According to the Economist, one topic dominated the conversation: impact investing, the lesser-known and perhaps estranged cousin of socially-responsible investing. Impact investors–like our employers First Light and Gray Ghost Ventures–make investments in companies they believe can provide financial return while concurrently tackling some social or environmental ill (so-called “social enterprises”). Major players in the field range from the Omidyar Network, investor in media company Digg, to Acumen Fund, our coinvestor in a rural, for-profit water purification startup called Spring Health. The industry promises a path by which Giving Pledgers can deploy dollars to drive social change in a format they already understand. The best of both the financial and philanthropic world, it would seem.
So far so good; but large, individual investors have at least three reasons to approach the phenomenon of impact investing with caution. First, impact investing is a painfully young field. Acumen, the industry’s cheerleader, only just celebrated its tenth birthday. Impact investing professionals are young, too: a typical investment associate is in her late 20s, still learning the ropes on the investor’s dime. Many funds are founder-driven, as well, having yet to develop into the process-driven partnerships of their more commercial counterparts that can maintain and train bright young staff. The industry’s youth has also translated into an obsession with the sexiest of funding mechanisms: early-stage venture capital, a Procrustean bed for most companies.
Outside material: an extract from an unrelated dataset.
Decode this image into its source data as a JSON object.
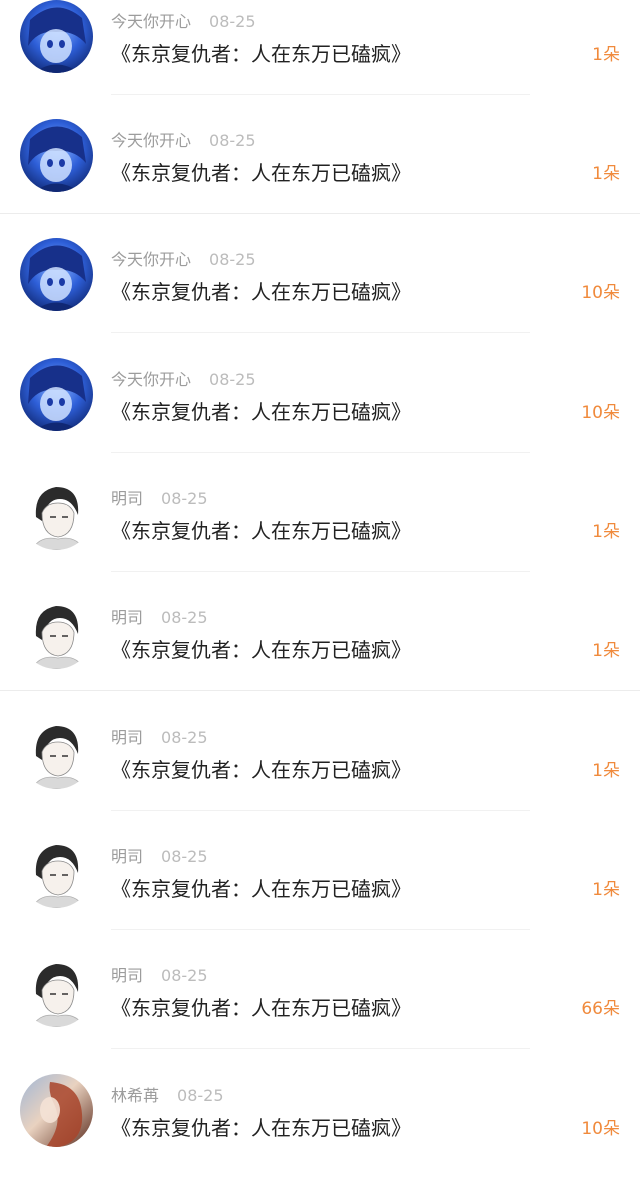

The second reason for caution is that practitioners of impact investing and social enterprise have yet to agree on a transparent set of definitions, parameters, or goals. An internet search for “social enterprise” is as likely to lead to a non-profit urban garden in London as it is to an African mobile payments scheme, and little consensus exists on how investors and companies should balance social impact and financial return. In some firms, this creates a healthy, guiding tension; in others, it amounts to little more than institutionalized schizophrenia. That lack of clarity and transparency–few impact investing firms have profiles on websites such as Wikipedia, CrunchBase, or AngelList–means that entrepreneurs with non-profit backgrounds see “equity” as a fancy new word for “grant,” and newcomers to the sector require months to get up to speed on the layers of meaning behind industry jargon.
Finally, the most important reason for Giving Pledge members to approach impact investing with care is that impact investing has yet to deliver on its promise of combing financial return and social impact. Financially, impact investing has seen little capital returned to investors. Socially, little evidence exists that impact investing is a better way to spend a charitable dollar than old-fashioned charity; at least one family foundation in the US that had invested in over a half-dozen social enterprises in Africa has now pulled out, and now gives grants exclusively to nonprofits.
Given the above, perhaps Mr. Buffett’s personal skepticism is warranted. Skepticism need not give way to cynicism, however. LGT Venture Philanthropy has a crack team in India that makes equity investments and gives grants, and rigorously models its social impact; and Pierre Omidyar’s group has demonstrated commercial-level discipline in its investments in media startups. There is much good work being done and much good work left to do. As outside investors peer in, they should be ready to roll up their shirtsleeves and help build a field still very much under construction.
Based in Mumbai, India, Mark Hand is an investment associate at First Light Ventures, a seed fund affiliated with Gray Ghost Ventures. Prior to First Light, Mark worked for four years in community development organizations in the US and developing countries, including serving as the founding Director of a community development site in Ecuador for Manna Project International. He will attend Said Business School at Oxford this fall as a Skoll Scholar and Rotary Scholar.
Nikhil Dandavati, an investment associate at First Light Ventures, previously co-founded the Unreasonable Institute, an incubator for high-impact entrepreneurs. He gained his initial exposure to venture capital in Hyderabad, India, through his work with the NASSCOM-ICICI Innovation Fund and began to pursue his entrepreneurial aspirations by setting the groundwork for a medical device company in Boulder. He continues this pursuit with a company that helps make higher education more affordable for students in the Rocky Mountain region.
Editor’s note: In the original version of this post, the authors referred incorrectly to LGT Venture Philanthropy as “The government of Lichtenstein’s venture philanthropy arm.” LGT Venture Philanthropy is not part of the government of Lichtenstein.